Charity Navigator uses only tax returns in assessing non-profits. The organization has never assessed the health of Overture Center Foundation Inc. It recently took a look at the foundation for this article.
“They do not have many of the proper policies and procedures in place,” says Sandra Miniutti, Charity Navigator vice president of marketing and chief financial officer.
For example, according to the foundation’s 2009 tax return, it did not provide a copy of the return to all board members before filing it. The foundation has no written conflict of interest policy or whistleblower policy. It does not have a written document retention and destruction policy.
“As a result, they'd probably score low on our Accountability and Transparency review,” says Miniutti.

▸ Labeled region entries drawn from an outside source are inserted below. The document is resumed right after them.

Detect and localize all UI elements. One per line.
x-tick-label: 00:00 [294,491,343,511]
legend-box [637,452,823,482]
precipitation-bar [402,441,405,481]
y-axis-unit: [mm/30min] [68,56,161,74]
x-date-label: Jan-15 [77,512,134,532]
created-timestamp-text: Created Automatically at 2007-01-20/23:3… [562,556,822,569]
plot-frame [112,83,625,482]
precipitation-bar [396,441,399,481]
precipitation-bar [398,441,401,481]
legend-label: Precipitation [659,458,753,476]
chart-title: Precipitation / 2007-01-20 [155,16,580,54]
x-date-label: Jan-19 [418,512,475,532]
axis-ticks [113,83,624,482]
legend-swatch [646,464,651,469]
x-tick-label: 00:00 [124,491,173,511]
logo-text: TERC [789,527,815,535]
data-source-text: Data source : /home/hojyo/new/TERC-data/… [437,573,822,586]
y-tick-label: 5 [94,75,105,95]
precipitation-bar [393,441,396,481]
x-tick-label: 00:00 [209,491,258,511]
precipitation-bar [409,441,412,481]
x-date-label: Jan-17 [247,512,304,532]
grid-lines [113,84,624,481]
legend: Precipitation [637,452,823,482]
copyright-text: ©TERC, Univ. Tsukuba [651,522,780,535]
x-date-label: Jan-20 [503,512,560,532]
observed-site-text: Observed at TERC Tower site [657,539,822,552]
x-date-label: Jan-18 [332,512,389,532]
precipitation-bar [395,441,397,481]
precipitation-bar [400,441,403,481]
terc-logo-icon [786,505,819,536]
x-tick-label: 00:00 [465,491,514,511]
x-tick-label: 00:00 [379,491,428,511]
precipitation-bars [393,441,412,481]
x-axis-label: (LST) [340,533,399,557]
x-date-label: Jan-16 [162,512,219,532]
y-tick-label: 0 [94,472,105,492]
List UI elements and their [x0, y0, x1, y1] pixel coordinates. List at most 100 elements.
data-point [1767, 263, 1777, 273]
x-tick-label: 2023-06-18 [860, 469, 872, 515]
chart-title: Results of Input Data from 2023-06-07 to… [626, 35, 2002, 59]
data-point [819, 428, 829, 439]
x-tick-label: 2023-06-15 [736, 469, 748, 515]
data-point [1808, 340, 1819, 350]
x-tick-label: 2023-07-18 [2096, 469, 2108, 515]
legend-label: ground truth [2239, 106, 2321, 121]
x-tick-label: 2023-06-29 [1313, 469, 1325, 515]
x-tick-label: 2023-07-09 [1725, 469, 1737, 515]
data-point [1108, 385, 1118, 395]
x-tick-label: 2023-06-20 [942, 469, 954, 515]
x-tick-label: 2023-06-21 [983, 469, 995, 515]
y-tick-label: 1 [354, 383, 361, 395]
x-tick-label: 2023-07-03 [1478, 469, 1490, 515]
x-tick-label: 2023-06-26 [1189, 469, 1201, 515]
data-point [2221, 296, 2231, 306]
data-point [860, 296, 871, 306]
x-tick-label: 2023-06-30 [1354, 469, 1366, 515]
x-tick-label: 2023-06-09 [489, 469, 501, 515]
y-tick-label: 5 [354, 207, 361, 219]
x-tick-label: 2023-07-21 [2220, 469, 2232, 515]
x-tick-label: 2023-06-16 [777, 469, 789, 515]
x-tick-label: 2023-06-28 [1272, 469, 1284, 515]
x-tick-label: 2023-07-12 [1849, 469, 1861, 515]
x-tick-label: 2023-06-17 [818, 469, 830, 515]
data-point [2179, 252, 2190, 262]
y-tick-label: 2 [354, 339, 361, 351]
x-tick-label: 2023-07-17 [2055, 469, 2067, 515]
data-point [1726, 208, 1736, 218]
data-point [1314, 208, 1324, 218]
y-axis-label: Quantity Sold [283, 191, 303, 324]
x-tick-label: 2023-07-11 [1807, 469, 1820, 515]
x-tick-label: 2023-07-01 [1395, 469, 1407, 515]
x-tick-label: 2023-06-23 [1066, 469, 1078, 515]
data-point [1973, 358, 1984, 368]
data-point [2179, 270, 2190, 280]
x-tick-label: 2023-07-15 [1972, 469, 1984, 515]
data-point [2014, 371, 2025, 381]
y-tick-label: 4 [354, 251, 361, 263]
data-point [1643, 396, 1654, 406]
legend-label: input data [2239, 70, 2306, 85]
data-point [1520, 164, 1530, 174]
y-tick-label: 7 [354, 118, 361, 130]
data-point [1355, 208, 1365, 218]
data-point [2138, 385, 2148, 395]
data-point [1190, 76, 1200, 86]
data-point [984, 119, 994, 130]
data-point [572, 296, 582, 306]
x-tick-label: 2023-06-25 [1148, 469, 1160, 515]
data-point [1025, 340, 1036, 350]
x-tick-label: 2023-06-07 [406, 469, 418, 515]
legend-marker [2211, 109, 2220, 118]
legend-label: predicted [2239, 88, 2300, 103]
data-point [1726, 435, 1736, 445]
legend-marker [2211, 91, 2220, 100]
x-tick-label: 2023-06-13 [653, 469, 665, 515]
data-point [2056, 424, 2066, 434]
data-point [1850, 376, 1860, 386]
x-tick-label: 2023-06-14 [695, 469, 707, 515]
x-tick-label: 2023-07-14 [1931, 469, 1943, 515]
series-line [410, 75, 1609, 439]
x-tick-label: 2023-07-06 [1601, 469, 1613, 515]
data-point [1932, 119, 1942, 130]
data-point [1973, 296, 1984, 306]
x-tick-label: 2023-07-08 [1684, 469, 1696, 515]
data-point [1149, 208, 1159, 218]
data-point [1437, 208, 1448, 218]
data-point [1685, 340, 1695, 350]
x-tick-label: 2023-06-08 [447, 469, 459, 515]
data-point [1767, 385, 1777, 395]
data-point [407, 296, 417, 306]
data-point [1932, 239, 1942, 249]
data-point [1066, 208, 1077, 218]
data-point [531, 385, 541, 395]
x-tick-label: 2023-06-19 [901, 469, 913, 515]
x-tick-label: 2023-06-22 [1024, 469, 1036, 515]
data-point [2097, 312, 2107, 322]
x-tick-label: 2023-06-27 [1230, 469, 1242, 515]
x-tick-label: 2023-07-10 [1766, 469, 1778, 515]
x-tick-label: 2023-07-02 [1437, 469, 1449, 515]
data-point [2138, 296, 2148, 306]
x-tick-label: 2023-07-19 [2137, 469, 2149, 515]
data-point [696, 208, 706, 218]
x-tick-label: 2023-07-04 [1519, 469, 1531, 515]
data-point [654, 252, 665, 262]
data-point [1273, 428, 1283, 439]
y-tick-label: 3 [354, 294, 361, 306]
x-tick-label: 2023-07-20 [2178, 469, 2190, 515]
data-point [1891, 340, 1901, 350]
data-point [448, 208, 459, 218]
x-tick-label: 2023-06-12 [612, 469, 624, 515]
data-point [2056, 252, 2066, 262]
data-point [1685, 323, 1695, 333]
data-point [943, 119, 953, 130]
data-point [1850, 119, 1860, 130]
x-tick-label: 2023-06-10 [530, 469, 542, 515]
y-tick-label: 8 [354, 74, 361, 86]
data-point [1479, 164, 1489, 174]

There are still other concerns. The foundation’s 2009 return is still the most recent tax document available. It shows that 36 percent of foundation expenditures went to administration and fundraising, and 64 percent to programming. For a non-profit, the industry rule of thumb is that no more than 35 percent must be spent on administration and fundraising. More than that, and all sorts of red flags go up for potential donors.
“Our calculations confirm yours,” says Miniutti. “And we've found that most of the charities we rate spend at least 75 percent of their budgets on programs/services with only the remaining 25 percent spent on administrative and fundraising costs. So, this charity is less efficient than most of the charities we rate.”
How that assessment might change with the foundation taking on even more administrative responsibilities remains to be seen.
Meanwhile, “Things are very tight, but we have a plan to rectify that over time,” says Carto. “Overture has played it close to the bone because there is no reserve under us at the moment. But the debt is gone. Now the plan, going forward, is to rebuild that reserve. We have budgeted surpluses, and will be budgeting surpluses for the next five years to increase that reserve.”
And Janet Piraino, foundation vice president of advancement, says fundraising is going very well. “We are poised to break $1 million in pledges so far this fiscal year,” says Piraino, a former chief of staff to previous Mayor Dave Cieslewicz.
As for the 2010 tax return, “It’s in process right now,” says Hughes. “I think if anything, what I can assure you is that, going forward, this is all going to be done on a more timely basis.”